To begin with, I will be considering the below equation (in the perspective of the question) to be a Lorentz invariant (which I will be putting to the test later on below):
$$\vec{u^\alpha} \cdot \vec{v^\alpha} = \vec{u^\alpha}' \cdot \vec{v^\alpha}'$$

Please note that here, $\vec{u^\alpha}' = L\vec{u^\alpha}$ and $\vec{v^\alpha}' = L\vec{v^\alpha}$, where $L$ stands for the Lorentz transformation of the vector(s).
Below is the following Lorentz transformation matrix ($L$) used in the last sentence:

$$L = \begin{bmatrix} \gamma (u^\alpha) & -u^\alpha \gamma (u^\alpha) & 0 & 0 \\ -u^\alpha \gamma (u^\alpha) & \gamma (u^\alpha) & 0 & 0 \\ 0 & 0 & 1 & 0 \\ 0 & 0 & 0 & 1 \end{bmatrix}$$
and
$$L = \begin{bmatrix} \gamma (v^\alpha) & -v^\alpha \gamma (v^\alpha) & 0 & 0 \\ -v^\alpha \gamma (v^\alpha) & \gamma (v^\alpha) & 0 & 0 \\ 0 & 0 & 1 & 0 \\ 0 & 0 & 0 & 1 \end{bmatrix}$$
where $\gamma (u^\alpha) = \frac{1}{\sqrt{1- \frac{{(u^\alpha)}^2}{c^2}}}$ and $\gamma (v^\alpha) = \frac{1}{\sqrt{1- \frac{{(v^\alpha)}^2}{c^2}}}$ respectively.

Continuing on, we can get $\vec{(u^\alpha)}^T \vec{v^\alpha} =\vec{(u^\alpha)}^T L^T L \vec{v^\alpha} = \vec{(u^\alpha)}^T \eta \vec{v^\alpha}$.

Therefore, because of the above result, I concluded that $\vec{u^\alpha} \cdot \vec{v^\alpha} \neq \vec{u^\alpha}' \cdot \vec{v^\alpha}'$ - thus, leading me to believe that this example is a counterexample of the given vector equation provided in the question to be not invariant.
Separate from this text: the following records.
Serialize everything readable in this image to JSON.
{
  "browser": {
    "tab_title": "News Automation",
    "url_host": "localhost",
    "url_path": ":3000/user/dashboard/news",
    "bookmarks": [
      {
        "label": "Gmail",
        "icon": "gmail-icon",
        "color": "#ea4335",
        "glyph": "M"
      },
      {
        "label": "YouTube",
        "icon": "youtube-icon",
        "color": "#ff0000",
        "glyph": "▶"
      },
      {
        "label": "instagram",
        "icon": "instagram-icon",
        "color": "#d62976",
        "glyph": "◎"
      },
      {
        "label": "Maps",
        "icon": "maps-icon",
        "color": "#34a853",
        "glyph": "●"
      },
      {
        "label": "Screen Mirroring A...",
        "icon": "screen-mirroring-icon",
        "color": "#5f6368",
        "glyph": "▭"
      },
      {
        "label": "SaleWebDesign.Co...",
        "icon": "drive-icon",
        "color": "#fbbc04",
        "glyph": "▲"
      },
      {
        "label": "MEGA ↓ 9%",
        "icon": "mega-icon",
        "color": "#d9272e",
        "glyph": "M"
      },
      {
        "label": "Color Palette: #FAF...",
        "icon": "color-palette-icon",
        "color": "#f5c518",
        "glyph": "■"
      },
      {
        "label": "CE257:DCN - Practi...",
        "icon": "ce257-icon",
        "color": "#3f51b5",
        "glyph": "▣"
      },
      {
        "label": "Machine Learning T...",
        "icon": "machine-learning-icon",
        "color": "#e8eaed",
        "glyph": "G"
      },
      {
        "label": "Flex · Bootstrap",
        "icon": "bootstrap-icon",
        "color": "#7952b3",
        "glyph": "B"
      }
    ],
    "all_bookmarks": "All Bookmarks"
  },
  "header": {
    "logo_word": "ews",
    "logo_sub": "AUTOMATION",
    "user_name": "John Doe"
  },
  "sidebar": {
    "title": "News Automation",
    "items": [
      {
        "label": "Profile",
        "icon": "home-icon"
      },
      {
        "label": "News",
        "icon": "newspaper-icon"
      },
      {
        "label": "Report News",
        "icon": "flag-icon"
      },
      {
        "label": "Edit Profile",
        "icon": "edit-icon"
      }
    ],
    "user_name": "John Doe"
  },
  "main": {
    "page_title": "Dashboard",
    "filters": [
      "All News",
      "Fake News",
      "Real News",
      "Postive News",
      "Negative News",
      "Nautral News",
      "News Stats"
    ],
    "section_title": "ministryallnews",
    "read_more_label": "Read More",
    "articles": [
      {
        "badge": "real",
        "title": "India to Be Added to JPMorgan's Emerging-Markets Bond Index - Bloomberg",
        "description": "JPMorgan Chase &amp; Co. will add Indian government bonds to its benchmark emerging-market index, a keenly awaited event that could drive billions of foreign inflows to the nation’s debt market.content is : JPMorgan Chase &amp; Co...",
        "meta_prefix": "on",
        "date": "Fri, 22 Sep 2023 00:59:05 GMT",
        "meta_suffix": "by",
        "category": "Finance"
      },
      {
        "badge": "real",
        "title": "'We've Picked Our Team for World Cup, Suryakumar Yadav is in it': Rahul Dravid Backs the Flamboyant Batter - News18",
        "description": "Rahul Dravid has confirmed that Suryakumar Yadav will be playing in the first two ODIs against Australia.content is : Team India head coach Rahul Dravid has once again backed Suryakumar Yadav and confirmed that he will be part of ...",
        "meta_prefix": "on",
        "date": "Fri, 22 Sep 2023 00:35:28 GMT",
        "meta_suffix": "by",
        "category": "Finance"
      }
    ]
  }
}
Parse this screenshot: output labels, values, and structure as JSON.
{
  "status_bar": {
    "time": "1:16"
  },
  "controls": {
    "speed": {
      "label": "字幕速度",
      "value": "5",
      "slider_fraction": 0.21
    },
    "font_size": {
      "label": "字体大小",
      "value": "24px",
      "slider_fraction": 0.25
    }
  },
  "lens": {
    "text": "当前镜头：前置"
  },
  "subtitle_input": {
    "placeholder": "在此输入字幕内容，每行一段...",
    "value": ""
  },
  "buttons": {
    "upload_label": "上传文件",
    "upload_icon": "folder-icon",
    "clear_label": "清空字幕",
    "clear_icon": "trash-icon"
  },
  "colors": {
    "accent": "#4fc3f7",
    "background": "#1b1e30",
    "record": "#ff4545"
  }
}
I really hope I'm not over-complicating my answer again this time around. Needless to say, I will appreciate any corrections or solution confirmation to my answer above.
Thank you for all your patience and effort in assisting me here! You have no idea how much it means to me to have someone knowledgeable in the subject to help me better understand the material. And for that, I sincerely thank you!

 

[PeroK]

My counterexample is $\gamma = 2, \ t =1, \ x = 1$.

That's the simplest form of a counterexample.